From   Nick Winter <[email protected]>
To   [email protected]
Subject   Re: st: How do I graph prediction of mean growth trajectory?
Date   Sat, 22 May 2010 15:14:40 -0400
The UCLA Academic Technology Services Stata site has a page on graphing after the -margins- command: 

http://www.ats.ucla.edu/stat/stata/faq/mar_graph/margins_graph.htm
It includes helpful examples for manipulating the matrices with the results of the margins command, then saving them as a dataset, and finally graphing. 

- Nick Winter

Michael Norman Mitchell wrote:

Dear David
The easiest way that I would know to graph this would be to type the marginal means from the margins command into a new dataset and then graph them. For example... 

clear
input age m1 m2 m3 m4 m5 m6
20 1 2 3 4 5 6
25 9 3 4 3 2 7
30 8 3 3 2 1 2
35 8 2 3 4 5 6
end

line age m1 m2 m3 m4 m5 m6, sort
Where m1 to m6 are the marginal means that you obtained from the margins command for the 6 groups at the specified age. 

Best luck,

Michael N. Mitchell
See the Stata tidbit of the week at...
http://www.MichaelNormanMitchell.com

On 2010-05-22 8.59 AM, David Torres wrote:
Thanks, Michael, for the help. I think your suggestion may get my closer to where I need to be. Now I just need to find a quick and easy way to graph it so I can sit back and enjoy some old James Bond movies today. 

Ciao,

Diego
--------------------------------------------

David Diego Torres, MA(Sociology)
PhD Candidate in Sociology


Quoting Michael Norman Mitchell <[email protected]>:


Dear David
I think that this is a case where the -margins- command could be your friend. It won't directly draw the graph that you seek, but I think it will be useful for obtaining the adjusted means that you could then use for drawing a graph. I have created an example modeled after your description using the Stata example dataset -nlswork-. I renamed the variables to match your description and fit a model based on what I saw in your email.
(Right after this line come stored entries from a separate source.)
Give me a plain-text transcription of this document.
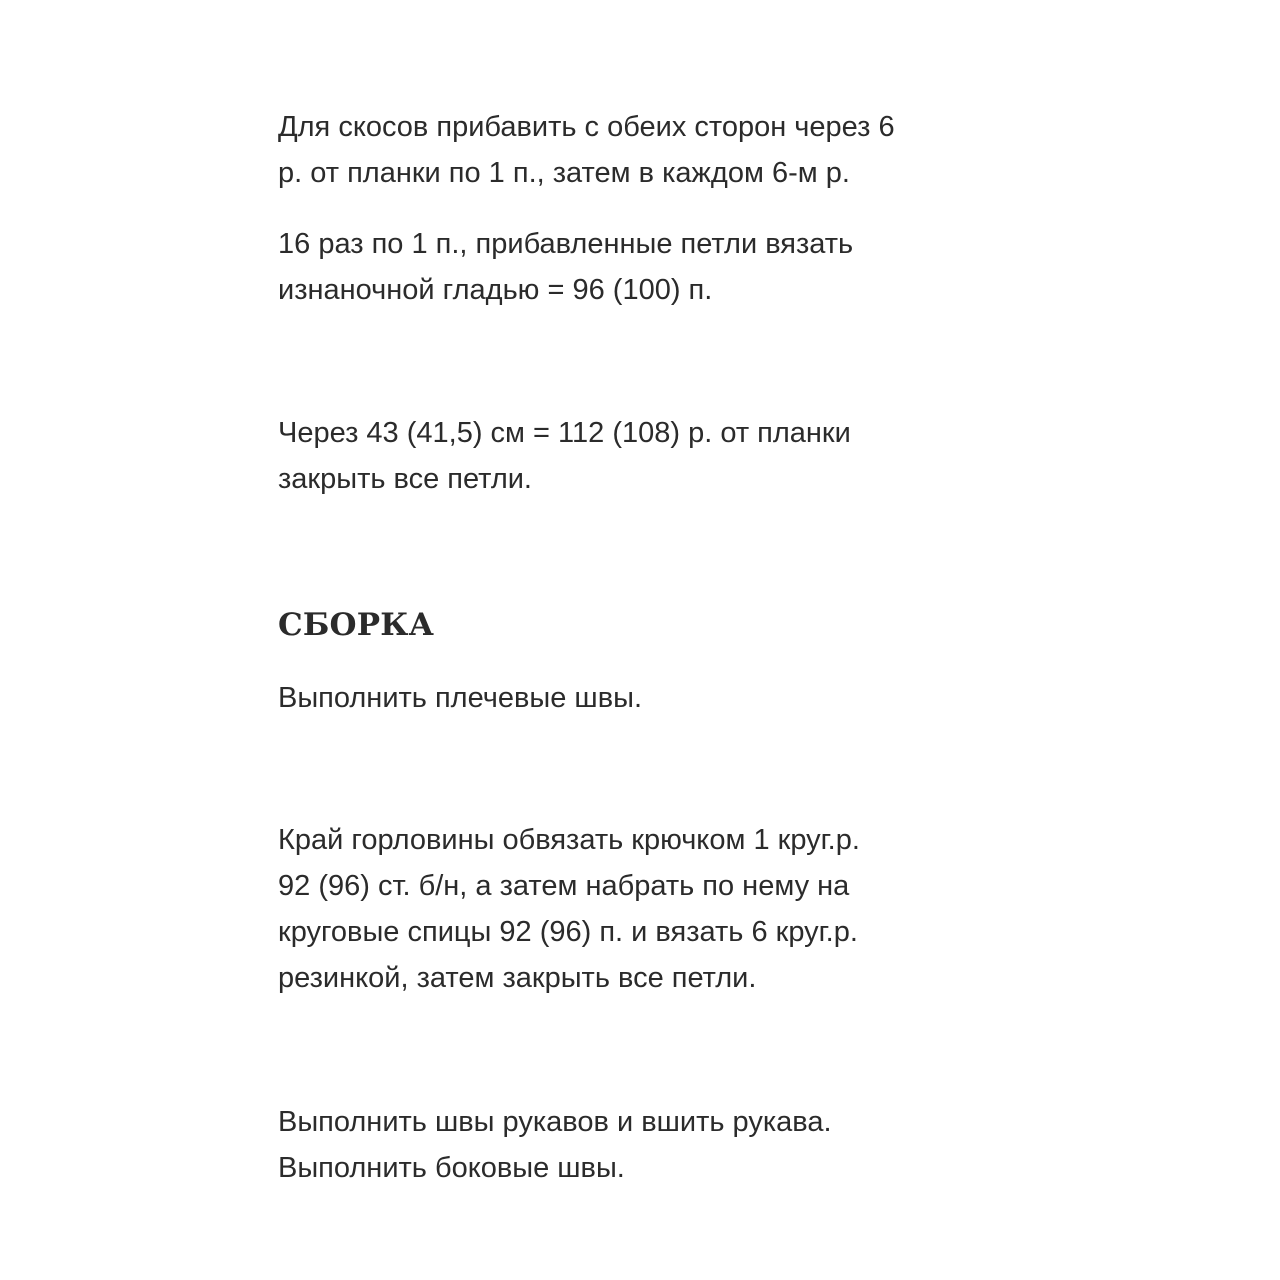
Для скосов прибавить с обеих сторон через 6
р. от планки по 1 п., затем в каждом 6-м р.

16 раз по 1 п., прибавленные петли вязать
изнаночной гладью = 96 (100) п.

Через 43 (41,5) см = 112 (108) р. от планки
закрыть все петли.

СБОРКА

Выполнить плечевые швы.

Край горловины обвязать крючком 1 круг.р.
92 (96) ст. б/н, а затем набрать по нему на
круговые спицы 92 (96) п. и вязать 6 круг.р.
резинкой, затем закрыть все петли.

Выполнить швы рукавов и вшить рукава.
Выполнить боковые швы.
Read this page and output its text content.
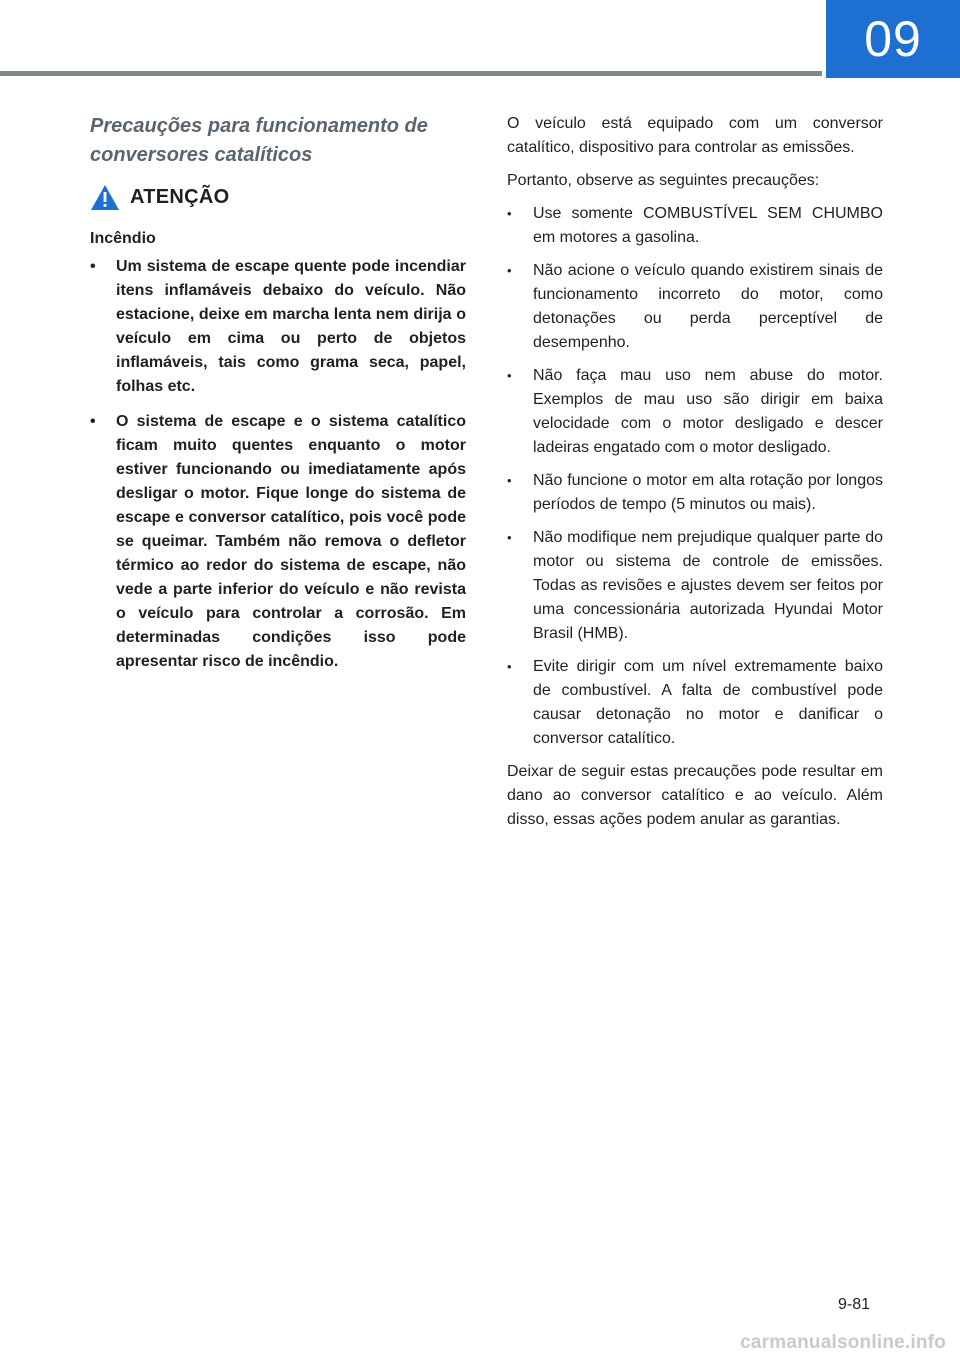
09
Precauções para funcionamento de conversores catalíticos
ATENÇÃO
Incêndio
• Um sistema de escape quente pode incendiar itens inflamáveis debaixo do veículo. Não estacione, deixe em marcha lenta nem dirija o veículo em cima ou perto de objetos inflamáveis, tais como grama seca, papel, folhas etc.
• O sistema de escape e o sistema catalítico ficam muito quentes enquanto o motor estiver funcionando ou imediatamente após desligar o motor. Fique longe do sistema de escape e conversor catalítico, pois você pode se queimar. Também não remova o defletor térmico ao redor do sistema de escape, não vede a parte inferior do veículo e não revista o veículo para controlar a corrosão. Em determinadas condições isso pode apresentar risco de incêndio.

O veículo está equipado com um conversor catalítico, dispositivo para controlar as emissões.

Portanto, observe as seguintes precauções:

• Use somente COMBUSTÍVEL SEM CHUMBO em motores a gasolina.
• Não acione o veículo quando existirem sinais de funcionamento incorreto do motor, como detonações ou perda perceptível de desempenho.
• Não faça mau uso nem abuse do motor. Exemplos de mau uso são dirigir em baixa velocidade com o motor desligado e descer ladeiras engatado com o motor desligado.
• Não funcione o motor em alta rotação por longos períodos de tempo (5 minutos ou mais).
• Não modifique nem prejudique qualquer parte do motor ou sistema de controle de emissões. Todas as revisões e ajustes devem ser feitos por uma concessionária autorizada Hyundai Motor Brasil (HMB).
• Evite dirigir com um nível extremamente baixo de combustível. A falta de combustível pode causar detonação no motor e danificar o conversor catalítico.

Deixar de seguir estas precauções pode resultar em dano ao conversor catalítico e ao veículo. Além disso, essas ações podem anular as garantias.

9-81
carmanualsonline.info
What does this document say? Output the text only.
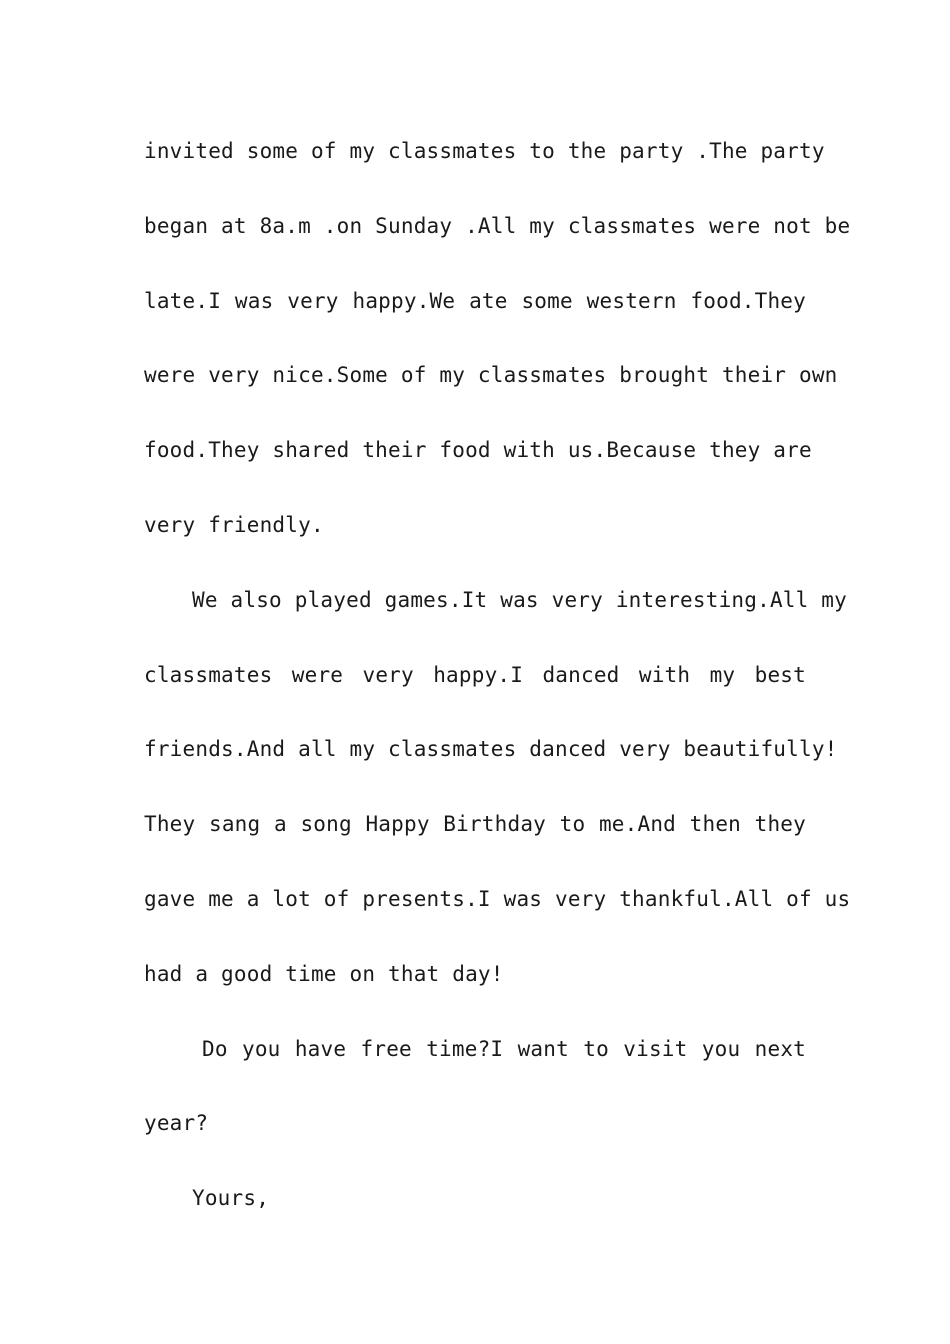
invited some of my classmates to the party .The party
began at 8a.m .on Sunday .All my classmates were not be
late.I was very happy.We ate some western food.They
were very nice.Some of my classmates brought their own
food.They shared their food with us.Because they are
very friendly.
We also played games.It was very interesting.All my
classmates were very happy.I danced with my best
friends.And all my classmates danced very beautifully!
They sang a song Happy Birthday to me.And then they
gave me a lot of presents.I was very thankful.All of us
had a good time on that day!
Do you have free time?I want to visit you next
year?
Yours,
The creating of the dataset and the xtmixed command to fit the model is shown below... 

. webuse nlswork, clear

. * age
. rename ttl_exp assess
. rename collgrad homeenv
. rename c_city trt
. rename race matiq
. xtmixed ln_w c.age##c.age assess homeenv i.matiq##i.trt || id: , cov(unstruct)
Then, after fitting this model, I used the -margins- command to get the adjusted means (averaging across the other variables in the model) for ages ranging from 40 to 45 crossed with the three levels of maternal IQ. This yields 6 (age) times 3 (matiq) = 18 predicted means. 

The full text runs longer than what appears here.